Aviation

Spirit had positive 2010

Spirit AeroSystems recorded gains in revenue and net income in 2010, the Wichita-based aircraft supplier said Thursday. "We executed well across the company" in 2010, Spirit CEO Jeff Turner said Thursday in a conference call with analysts.

Turner said the company is implementing plans to raise production rates "as the global market for commercial aircraft continues to improve."

"Looking ahead our company is financially strong and in a solid competitive position," he said.

Revenue for the fourth quarter was $1.071 billion compared with $1.078 billion in the same quarter a year ago. Net income was $62 million compared with $50 million in fourth quarter 2009.

For the year, revenue was $4.17 billion, up from $4.07 billion in 2009. Net income was $219 million compared with $192 million.

Spirit's backlog at the end of the fourth quarter was $28.3 billion, up slightly from $28 billion in the same quarter in 2009.

Turner said he is optimistic about the agreement Spirit reached with Boeing on claims related to the development and production of the 787 program, which has hurt Spirit because of repeated delays.
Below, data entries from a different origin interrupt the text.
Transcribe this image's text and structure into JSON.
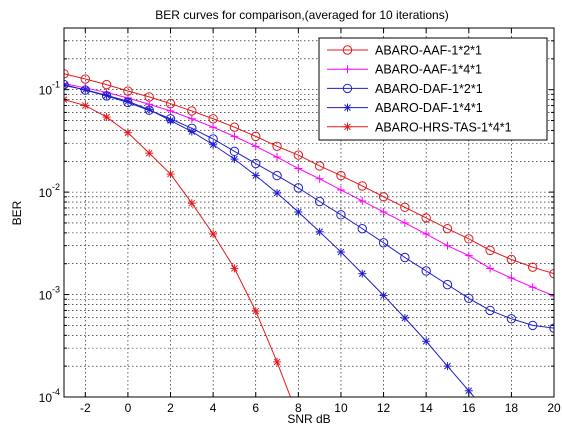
{
  "chart_data": {
    "type": "line",
    "title": "BER curves for comparison,(averaged for 10 iterations)",
    "xlabel": "SNR dB",
    "ylabel": "BER",
    "xlim": [
      -3,
      20
    ],
    "ylim": [
      0.0001,
      0.4
    ],
    "yscale": "log",
    "grid": true,
    "minor_grid": true,
    "legend_position": "top-right",
    "x_ticks": [
      -2,
      0,
      2,
      4,
      6,
      8,
      10,
      12,
      14,
      16,
      18,
      20
    ],
    "x_tick_labels": [
      "-2",
      "0",
      "2",
      "4",
      "6",
      "8",
      "10",
      "12",
      "14",
      "16",
      "18",
      "20"
    ],
    "y_ticks": [
      0.0001,
      0.001,
      0.01,
      0.1
    ],
    "y_tick_labels": [
      {
        "base": "10",
        "exp": "-4"
      },
      {
        "base": "10",
        "exp": "-3"
      },
      {
        "base": "10",
        "exp": "-2"
      },
      {
        "base": "10",
        "exp": "-1"
      }
    ],
    "series": [
      {
        "name": "ABARO-AAF-1*2*1",
        "color": "#e41a1c",
        "marker": "circle",
        "x": [
          -3,
          -2,
          -1,
          0,
          1,
          2,
          3,
          4,
          5,
          6,
          7,
          8,
          9,
          10,
          11,
          12,
          13,
          14,
          15,
          16,
          17,
          18,
          19,
          20
        ],
        "y": [
          0.143,
          0.127,
          0.112,
          0.097,
          0.085,
          0.073,
          0.062,
          0.052,
          0.043,
          0.035,
          0.028,
          0.023,
          0.018,
          0.0145,
          0.0115,
          0.009,
          0.0071,
          0.0056,
          0.0044,
          0.0035,
          0.0027,
          0.0022,
          0.00185,
          0.0016
        ]
      },
      {
        "name": "ABARO-AAF-1*4*1",
        "color": "#ff00ff",
        "marker": "plus",
        "x": [
          -3,
          -2,
          -1,
          0,
          1,
          2,
          3,
          4,
          5,
          6,
          7,
          8,
          9,
          10,
          11,
          12,
          13,
          14,
          15,
          16,
          17,
          18,
          19,
          20
        ],
        "y": [
          0.115,
          0.104,
          0.094,
          0.083,
          0.072,
          0.062,
          0.052,
          0.043,
          0.035,
          0.028,
          0.022,
          0.017,
          0.0135,
          0.0105,
          0.0082,
          0.0064,
          0.005,
          0.0039,
          0.003,
          0.0024,
          0.0018,
          0.00145,
          0.00118,
          0.00097
        ]
      },
      {
        "name": "ABARO-DAF-1*2*1",
        "color": "#1f1fcc",
        "marker": "circle",
        "x": [
          -3,
          -2,
          -1,
          0,
          1,
          2,
          3,
          4,
          5,
          6,
          7,
          8,
          9,
          10,
          11,
          12,
          13,
          14,
          15,
          16,
          17,
          18,
          19,
          20
        ],
        "y": [
          0.112,
          0.099,
          0.087,
          0.075,
          0.063,
          0.052,
          0.042,
          0.033,
          0.025,
          0.019,
          0.0145,
          0.011,
          0.0081,
          0.006,
          0.0044,
          0.0032,
          0.0023,
          0.0017,
          0.00125,
          0.00092,
          0.0007,
          0.00058,
          0.0005,
          0.00047
        ]
      },
      {
        "name": "ABARO-DAF-1*4*1",
        "color": "#1f1fcc",
        "marker": "star",
        "x": [
          -3,
          -2,
          -1,
          0,
          1,
          2,
          3,
          4,
          5,
          6,
          7,
          8,
          9,
          10,
          11,
          12,
          13,
          14,
          15,
          16,
          17
        ],
        "y": [
          0.11,
          0.1,
          0.088,
          0.077,
          0.064,
          0.05,
          0.039,
          0.029,
          0.021,
          0.0145,
          0.0098,
          0.0064,
          0.0041,
          0.0026,
          0.0016,
          0.00098,
          0.00059,
          0.00035,
          0.0002,
          0.000115,
          6.6e-05
        ]
      },
      {
        "name": "ABARO-HRS-TAS-1*4*1",
        "color": "#e41a1c",
        "marker": "star",
        "x": [
          -3,
          -2,
          -1,
          0,
          1,
          2,
          3,
          4,
          5,
          6,
          7,
          8
        ],
        "y": [
          0.08,
          0.07,
          0.054,
          0.038,
          0.024,
          0.015,
          0.0078,
          0.0039,
          0.0018,
          0.00069,
          0.00022,
          6.3e-05
        ]
      }
    ]
  }
}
The Dreamliner program is three years behind schedule.

Spirit designs and builds the Dreamliner's composite forward fuselage, engine pylons and wing leading edge components.

Spirit did not detail the specifics of the agreement with Boeing, which was reached last month, but "we're feeling very solid about the path forward," Turner said.
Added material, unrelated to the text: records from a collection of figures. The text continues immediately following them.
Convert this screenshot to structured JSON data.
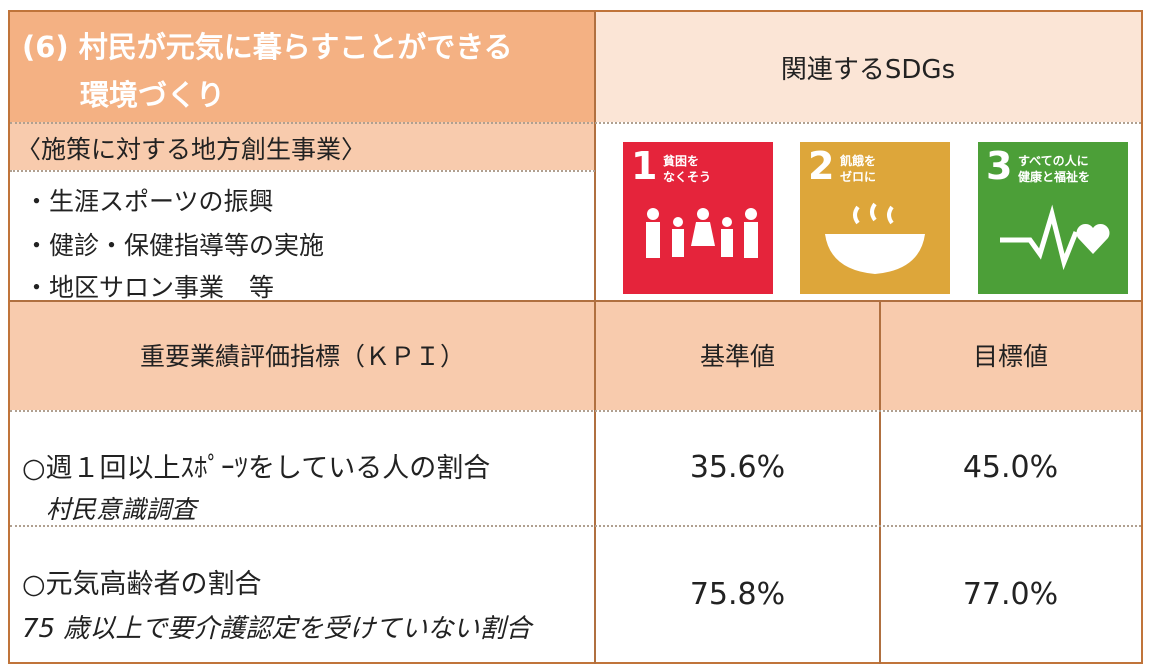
{
  "header": {
    "title_lines": [
      "(6) 村民が元気に暮らすことができる",
      "環境づくり"
    ],
    "sdgs_label": "関連するSDGs"
  },
  "measures": {
    "heading": "〈施策に対する地方創生事業〉",
    "items": [
      "・生涯スポーツの振興",
      "・健診・保健指導等の実施",
      "・地区サロン事業　等"
    ]
  },
  "sdgs": [
    {
      "number": "1",
      "label_lines": [
        "貧困を",
        "なくそう"
      ],
      "color": "#e5243b"
    },
    {
      "number": "2",
      "label_lines": [
        "飢餓を",
        "ゼロに"
      ],
      "color": "#dda63a"
    },
    {
      "number": "3",
      "label_lines": [
        "すべての人に",
        "健康と福祉を"
      ],
      "color": "#4c9f38"
    }
  ],
  "kpi": {
    "headers": [
      "重要業績評価指標（ＫＰＩ）",
      "基準値",
      "目標値"
    ],
    "rows": [
      {
        "indicator": "○週１回以上ｽﾎﾟｰﾂをしている人の割合",
        "source": "村民意識調査",
        "baseline": "35.6%",
        "target": "45.0%"
      },
      {
        "indicator": "○元気高齢者の割合",
        "source": "75 歳以上で要介護認定を受けていない割合",
        "baseline": "75.8%",
        "target": "77.0%"
      }
    ]
  }
}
He said the company is not as financially exposed to another new airplane development program it is involved in, the Airbus A350XWB.

"But we're not going to manage out all of the risk of any development program," Turner said.

Spirit will make the center fuselage, front spar and the fixed leading edge of the wing for Airbus' newest airliner.

The company said its revenue guidance for 2011 is between $4.5 billion and $4.7 billion. That's based on Boeing and Airbus' delivery projections for 2011 as well as internal Spirit forecasts and foreign exchange rates.

"This is a growth cycle in commercial aerospace, and we're gearing up for it," Phil Anderson, Spirit's chief financial officer, told analysts.

Spirit shares closed Thursday at $24.87. That's down 3 cents, or 0.1 percent. In the past year it has traded between $16.68 and $25.21.